Hackenberg R, Hofmann J, Hölzel F, Schulz K D
Zentrum für Frauenheilkunde, Universität Marburg, Federal Republic of Germany.
J Cancer Res Clin Oncol. 1988;114(6):593-601. doi: 10.1007/BF00398183.
The proliferation of three mammary carcinoma cell lines was explored for the effectiveness of dihydrotestosterone (DHT) and the antiandrogenic substances cyproterone acetate (CPA) or hydroxyflutamide. The cell growth, determined in multiple experimental cultures of the estrogen-sensitive lines MCF-7 and EFM-19, was stimulated by 10(-9) M to 10(-6) M DHT, whereas estrogen-resistant MFM-21 cells were unresponsive to the hormonal factors applied. Growth-promoting effects of 10(-8) M to 10(-6) M CPA were detected in cultures of those cell lines which were sensitive to estrogen and androgen. Competition experiments with DHT and the antiandrogens suggested involvement of the androgen receptor in the stimulation of cell growth by CPA. Participation of the estrogen receptor was excluded by lack of competition between CPA and the enhancement of proliferation by estradiol-17 beta. At the receptor level the antiandrogens were able to compete with androgen binding. The results of the study demonstrate androgenic properties of CPA in regard to the growth of human mammary carcinoma cells.
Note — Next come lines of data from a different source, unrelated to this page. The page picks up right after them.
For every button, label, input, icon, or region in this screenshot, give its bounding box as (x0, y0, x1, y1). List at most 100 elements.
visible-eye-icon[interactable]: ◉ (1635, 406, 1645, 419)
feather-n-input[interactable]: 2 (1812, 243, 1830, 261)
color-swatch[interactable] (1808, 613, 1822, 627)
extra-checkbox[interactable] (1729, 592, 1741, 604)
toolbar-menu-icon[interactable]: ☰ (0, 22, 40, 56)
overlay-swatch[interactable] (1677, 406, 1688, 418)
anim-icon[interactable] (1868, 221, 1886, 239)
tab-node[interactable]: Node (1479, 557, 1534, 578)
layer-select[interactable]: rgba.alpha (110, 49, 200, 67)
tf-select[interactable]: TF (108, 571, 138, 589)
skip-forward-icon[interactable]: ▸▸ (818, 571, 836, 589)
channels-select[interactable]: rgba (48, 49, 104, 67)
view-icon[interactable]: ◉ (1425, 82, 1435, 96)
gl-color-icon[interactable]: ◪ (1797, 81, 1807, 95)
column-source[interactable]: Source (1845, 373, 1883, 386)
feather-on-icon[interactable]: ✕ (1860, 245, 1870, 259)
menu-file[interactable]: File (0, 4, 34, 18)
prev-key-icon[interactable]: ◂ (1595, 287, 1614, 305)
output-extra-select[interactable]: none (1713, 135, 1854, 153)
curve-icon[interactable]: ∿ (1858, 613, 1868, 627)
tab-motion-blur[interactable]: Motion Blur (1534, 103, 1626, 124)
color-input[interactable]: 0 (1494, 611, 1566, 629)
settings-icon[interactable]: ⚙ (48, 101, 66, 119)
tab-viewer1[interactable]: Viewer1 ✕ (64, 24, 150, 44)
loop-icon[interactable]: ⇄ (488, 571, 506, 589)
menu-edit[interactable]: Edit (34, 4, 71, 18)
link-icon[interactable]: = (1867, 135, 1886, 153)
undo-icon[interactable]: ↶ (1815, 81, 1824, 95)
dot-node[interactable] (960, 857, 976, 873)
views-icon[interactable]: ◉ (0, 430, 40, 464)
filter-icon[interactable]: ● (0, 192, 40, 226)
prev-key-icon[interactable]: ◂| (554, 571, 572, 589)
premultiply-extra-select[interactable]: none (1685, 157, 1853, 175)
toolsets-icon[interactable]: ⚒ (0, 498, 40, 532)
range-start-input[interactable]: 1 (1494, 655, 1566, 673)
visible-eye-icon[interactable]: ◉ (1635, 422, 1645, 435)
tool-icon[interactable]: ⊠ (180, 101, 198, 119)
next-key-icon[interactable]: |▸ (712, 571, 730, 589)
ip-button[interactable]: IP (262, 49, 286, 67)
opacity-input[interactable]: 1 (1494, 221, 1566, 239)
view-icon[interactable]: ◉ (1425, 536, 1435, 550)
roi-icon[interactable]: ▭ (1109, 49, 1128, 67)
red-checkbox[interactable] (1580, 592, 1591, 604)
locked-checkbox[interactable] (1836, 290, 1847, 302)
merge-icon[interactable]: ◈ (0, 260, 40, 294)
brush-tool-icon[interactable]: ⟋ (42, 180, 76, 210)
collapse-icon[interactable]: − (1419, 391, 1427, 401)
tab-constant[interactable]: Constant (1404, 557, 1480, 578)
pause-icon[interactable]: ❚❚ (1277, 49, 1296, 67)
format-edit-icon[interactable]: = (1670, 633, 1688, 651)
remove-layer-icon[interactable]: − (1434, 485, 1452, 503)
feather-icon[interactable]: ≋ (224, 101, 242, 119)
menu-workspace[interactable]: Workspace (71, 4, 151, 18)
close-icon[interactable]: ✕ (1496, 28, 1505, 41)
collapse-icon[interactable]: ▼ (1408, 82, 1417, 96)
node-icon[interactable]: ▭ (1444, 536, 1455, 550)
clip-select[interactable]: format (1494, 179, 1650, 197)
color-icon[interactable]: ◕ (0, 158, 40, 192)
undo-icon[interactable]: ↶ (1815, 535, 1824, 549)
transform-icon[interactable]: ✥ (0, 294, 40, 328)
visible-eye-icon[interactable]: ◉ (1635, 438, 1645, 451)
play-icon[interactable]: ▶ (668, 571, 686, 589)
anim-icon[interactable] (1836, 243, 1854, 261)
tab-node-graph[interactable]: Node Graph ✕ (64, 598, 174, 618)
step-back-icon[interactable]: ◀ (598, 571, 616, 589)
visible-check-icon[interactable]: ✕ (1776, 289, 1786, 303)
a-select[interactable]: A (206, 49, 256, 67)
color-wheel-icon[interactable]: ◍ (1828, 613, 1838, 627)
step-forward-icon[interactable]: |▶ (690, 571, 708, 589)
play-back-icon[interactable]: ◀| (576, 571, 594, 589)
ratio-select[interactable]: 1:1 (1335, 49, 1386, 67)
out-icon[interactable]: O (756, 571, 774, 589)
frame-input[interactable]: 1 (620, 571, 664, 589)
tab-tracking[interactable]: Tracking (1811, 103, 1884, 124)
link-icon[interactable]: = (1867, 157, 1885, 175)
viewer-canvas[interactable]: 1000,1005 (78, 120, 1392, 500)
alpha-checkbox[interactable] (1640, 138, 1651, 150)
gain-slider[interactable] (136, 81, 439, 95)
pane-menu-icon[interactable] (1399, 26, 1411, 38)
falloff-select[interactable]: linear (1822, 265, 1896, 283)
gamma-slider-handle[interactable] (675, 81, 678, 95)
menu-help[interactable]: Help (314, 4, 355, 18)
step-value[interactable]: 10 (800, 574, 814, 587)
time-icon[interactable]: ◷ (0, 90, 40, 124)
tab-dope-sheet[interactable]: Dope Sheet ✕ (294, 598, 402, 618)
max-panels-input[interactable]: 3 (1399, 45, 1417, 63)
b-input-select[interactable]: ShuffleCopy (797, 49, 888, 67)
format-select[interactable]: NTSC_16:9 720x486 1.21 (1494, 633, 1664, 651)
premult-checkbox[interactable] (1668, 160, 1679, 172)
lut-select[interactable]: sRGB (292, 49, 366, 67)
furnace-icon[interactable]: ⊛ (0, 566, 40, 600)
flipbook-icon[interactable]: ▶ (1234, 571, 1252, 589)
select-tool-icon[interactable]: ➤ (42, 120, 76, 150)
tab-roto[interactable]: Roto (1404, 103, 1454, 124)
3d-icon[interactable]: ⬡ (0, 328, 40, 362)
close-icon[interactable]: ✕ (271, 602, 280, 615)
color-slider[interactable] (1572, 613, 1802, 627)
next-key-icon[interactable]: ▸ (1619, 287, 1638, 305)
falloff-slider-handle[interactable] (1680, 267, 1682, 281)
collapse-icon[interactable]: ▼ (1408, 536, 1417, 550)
研究了三种乳腺癌细胞系的增殖情况,以探究二氢睾酮(DHT)以及抗雄激素物质醋酸环丙孕酮(CPA)或氟他胺的有效性。在雌激素敏感细胞系MCF-7和EFM-19的多次实验培养中测定细胞生长情况,结果显示10⁻⁹ M至10⁻⁶ M的DHT能刺激细胞生长,而雌激素抵抗性的MFM-21细胞对所应用的激素因子无反应。在对雌激素和雄激素敏感的细胞系培养物中检测到10⁻⁸ M至10⁻⁶ M的CPA具有促生长作用。DHT与抗雄激素的竞争实验表明,雄激素受体参与了CPA对细胞生长的刺激作用。由于CPA与17β-雌二醇之间缺乏竞争以及对增殖的增强作用,排除了雌激素受体的参与。在受体水平上,抗雄激素能够与雄激素结合竞争。该研究结果表明,就人乳腺癌细胞生长而言,CPA具有雄激素特性。